Three weeks ago, in a contest for the presidency of the United States, the American people were almost evenly divided between George W. Bush and Al Gore. Bush won the election by the narrowest of margins, but he won. After the required recount of the ballots in Florida, once again Bush won. In politics as in sports, the margin of victory does not matter as much as who won. Ask the Super Bowl Champion St. Louis Rams or the Tennessee Titans, whose last gasp drive was stopped less than a yard shy of the goal. With a few more seconds or an extra yard on that final drive, the Titans would have won the Super Bowl. When the final gun sounded, the Titans did not send an army of lawyers onto the field to challenge the outcome. Instead, as real heroes do, they walked proudly off the field. They earned more honor in defeat than Al Gore will ever know even if he persuades enough sympathetic judges and partisan canvassing officials to interpret enough dimpled chads as votes for himself or has thousands of unmistakably clear Republican absentee ballots thrown out on a technicality. Whatever the final outcome of this unprecedented assault on the electoral process, Al Gore will always be remembered for what he is — a liar, a loser and a cheat.
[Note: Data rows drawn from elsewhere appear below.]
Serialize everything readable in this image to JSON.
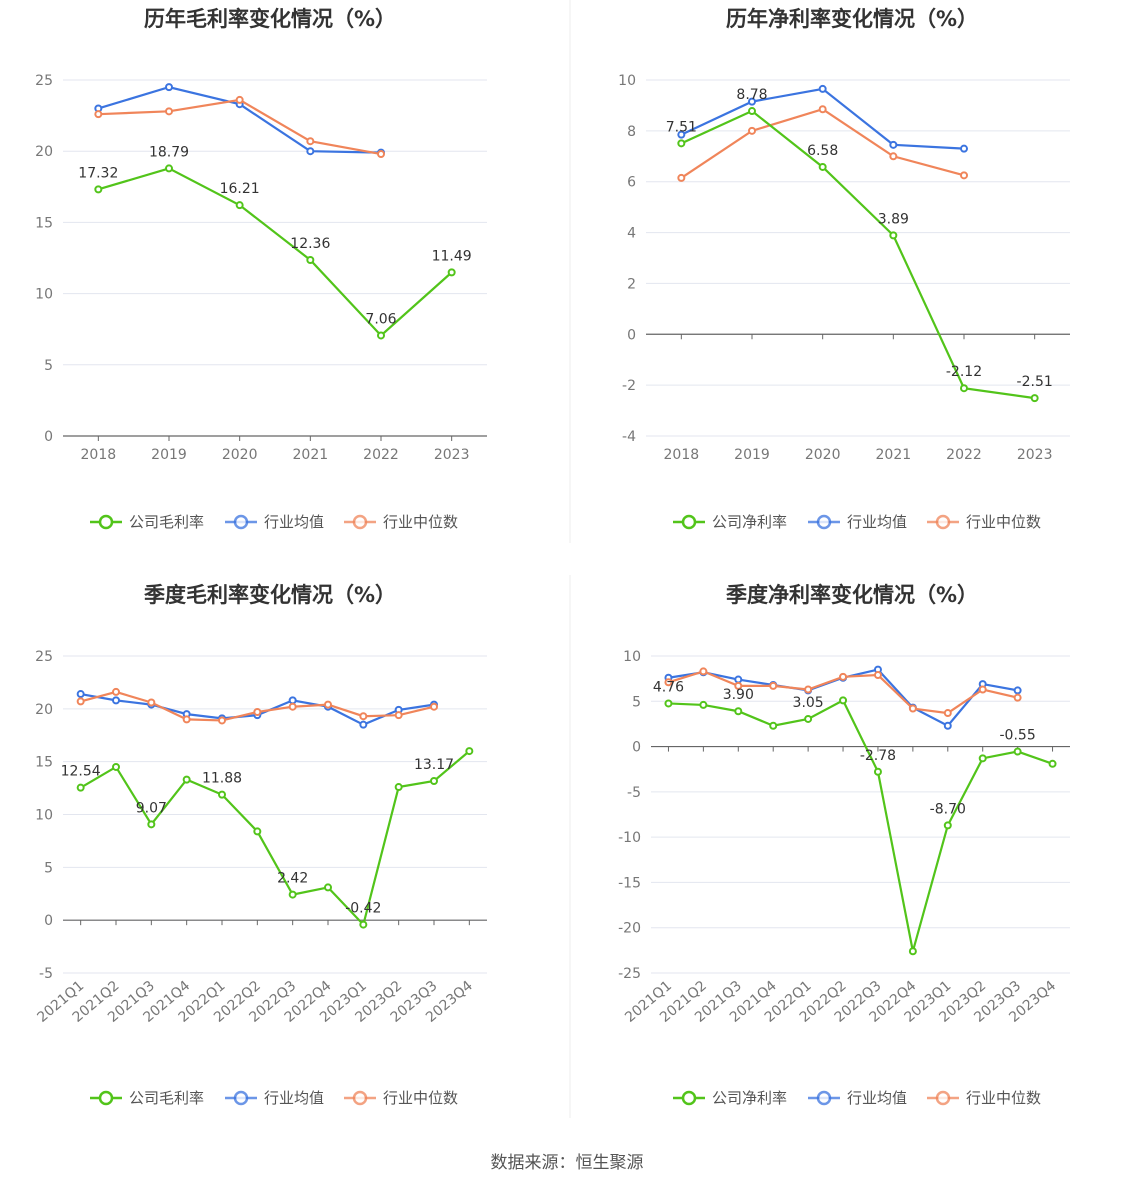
{
  "source": "数据来源：恒生聚源",
  "colors": {
    "company": "#52c41a",
    "avg": "#3b74e0",
    "median": "#f0855a",
    "grid": "#e3e6ef",
    "axis": "#666666"
  },
  "chart_data": [
    {
      "type": "line",
      "title": "历年毛利率变化情况（%）",
      "categories": [
        "2018",
        "2019",
        "2020",
        "2021",
        "2022",
        "2023"
      ],
      "ylim": [
        0,
        25
      ],
      "yticks": [
        0,
        5,
        10,
        15,
        20,
        25
      ],
      "series": [
        {
          "name": "公司毛利率",
          "role": "company",
          "values": [
            17.32,
            18.79,
            16.21,
            12.36,
            7.06,
            11.49
          ],
          "labels": [
            "17.32",
            "18.79",
            "16.21",
            "12.36",
            "7.06",
            "11.49"
          ]
        },
        {
          "name": "行业均值",
          "role": "avg",
          "values": [
            23.0,
            24.5,
            23.3,
            20.0,
            19.9,
            null
          ]
        },
        {
          "name": "行业中位数",
          "role": "median",
          "values": [
            22.6,
            22.8,
            23.6,
            20.7,
            19.8,
            null
          ]
        }
      ]
    },
    {
      "type": "line",
      "title": "历年净利率变化情况（%）",
      "categories": [
        "2018",
        "2019",
        "2020",
        "2021",
        "2022",
        "2023"
      ],
      "ylim": [
        -4,
        10
      ],
      "yticks": [
        -4,
        -2,
        0,
        2,
        4,
        6,
        8,
        10
      ],
      "series": [
        {
          "name": "公司净利率",
          "role": "company",
          "values": [
            7.51,
            8.78,
            6.58,
            3.89,
            -2.12,
            -2.51
          ],
          "labels": [
            "7.51",
            "8.78",
            "6.58",
            "3.89",
            "-2.12",
            "-2.51"
          ]
        },
        {
          "name": "行业均值",
          "role": "avg",
          "values": [
            7.85,
            9.15,
            9.65,
            7.45,
            7.3,
            null
          ]
        },
        {
          "name": "行业中位数",
          "role": "median",
          "values": [
            6.15,
            8.0,
            8.85,
            7.0,
            6.25,
            null
          ]
        }
      ]
    },
    {
      "type": "line",
      "title": "季度毛利率变化情况（%）",
      "categories": [
        "2021Q1",
        "2021Q2",
        "2021Q3",
        "2021Q4",
        "2022Q1",
        "2022Q2",
        "2022Q3",
        "2022Q4",
        "2023Q1",
        "2023Q2",
        "2023Q3",
        "2023Q4"
      ],
      "ylim": [
        -5,
        25
      ],
      "yticks": [
        -5,
        0,
        5,
        10,
        15,
        20,
        25
      ],
      "series": [
        {
          "name": "公司毛利率",
          "role": "company",
          "values": [
            12.54,
            14.5,
            9.07,
            13.3,
            11.88,
            8.4,
            2.42,
            3.1,
            -0.42,
            12.6,
            13.17,
            16.0
          ],
          "labels": [
            "12.54",
            "",
            "9.07",
            "",
            "11.88",
            "",
            "2.42",
            "",
            "-0.42",
            "",
            "13.17",
            ""
          ]
        },
        {
          "name": "行业均值",
          "role": "avg",
          "values": [
            21.4,
            20.8,
            20.4,
            19.5,
            19.1,
            19.4,
            20.8,
            20.2,
            18.5,
            19.9,
            20.4,
            null
          ]
        },
        {
          "name": "行业中位数",
          "role": "median",
          "values": [
            20.7,
            21.6,
            20.6,
            19.0,
            18.9,
            19.7,
            20.2,
            20.4,
            19.3,
            19.4,
            20.2,
            null
          ]
        }
      ]
    },
    {
      "type": "line",
      "title": "季度净利率变化情况（%）",
      "categories": [
        "2021Q1",
        "2021Q2",
        "2021Q3",
        "2021Q4",
        "2022Q1",
        "2022Q2",
        "2022Q3",
        "2022Q4",
        "2023Q1",
        "2023Q2",
        "2023Q3",
        "2023Q4"
      ],
      "ylim": [
        -25,
        10
      ],
      "yticks": [
        -25,
        -20,
        -15,
        -10,
        -5,
        0,
        5,
        10
      ],
      "series": [
        {
          "name": "公司净利率",
          "role": "company",
          "values": [
            4.76,
            4.6,
            3.9,
            2.3,
            3.05,
            5.1,
            -2.78,
            -22.6,
            -8.7,
            -1.3,
            -0.55,
            -1.9
          ],
          "labels": [
            "4.76",
            "",
            "3.90",
            "",
            "3.05",
            "",
            "-2.78",
            "",
            "-8.70",
            "",
            "-0.55",
            ""
          ]
        },
        {
          "name": "行业均值",
          "role": "avg",
          "values": [
            7.6,
            8.2,
            7.4,
            6.8,
            6.2,
            7.6,
            8.5,
            4.3,
            2.3,
            6.9,
            6.2,
            null
          ]
        },
        {
          "name": "行业中位数",
          "role": "median",
          "values": [
            7.1,
            8.3,
            6.7,
            6.7,
            6.3,
            7.7,
            7.9,
            4.2,
            3.7,
            6.3,
            5.4,
            null
          ]
        }
      ]
    }
  ]
}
Perhaps some unforeseen good is coming out of the nightmare of the past three weeks. Perhaps it takes something as brazen as the attempted theft of a presidential election to rouse the American people out of its long slumber. Perhaps now Americans are beginning to see liberal Democrats for what they really are now that the masks have finally dropped. Three weeks ago, it would have been foolish to suggest that the President-elect had any kind of mandate. Today, by sheer arrogance, brazenness and dishonesty, Al Gore has managed to unite 60 to 70% of the country — against Al Gore.

To borrow a phrase from the great Yankee sage: “Thank you Al Gore and the Democrats for making these past three weeks necessary.”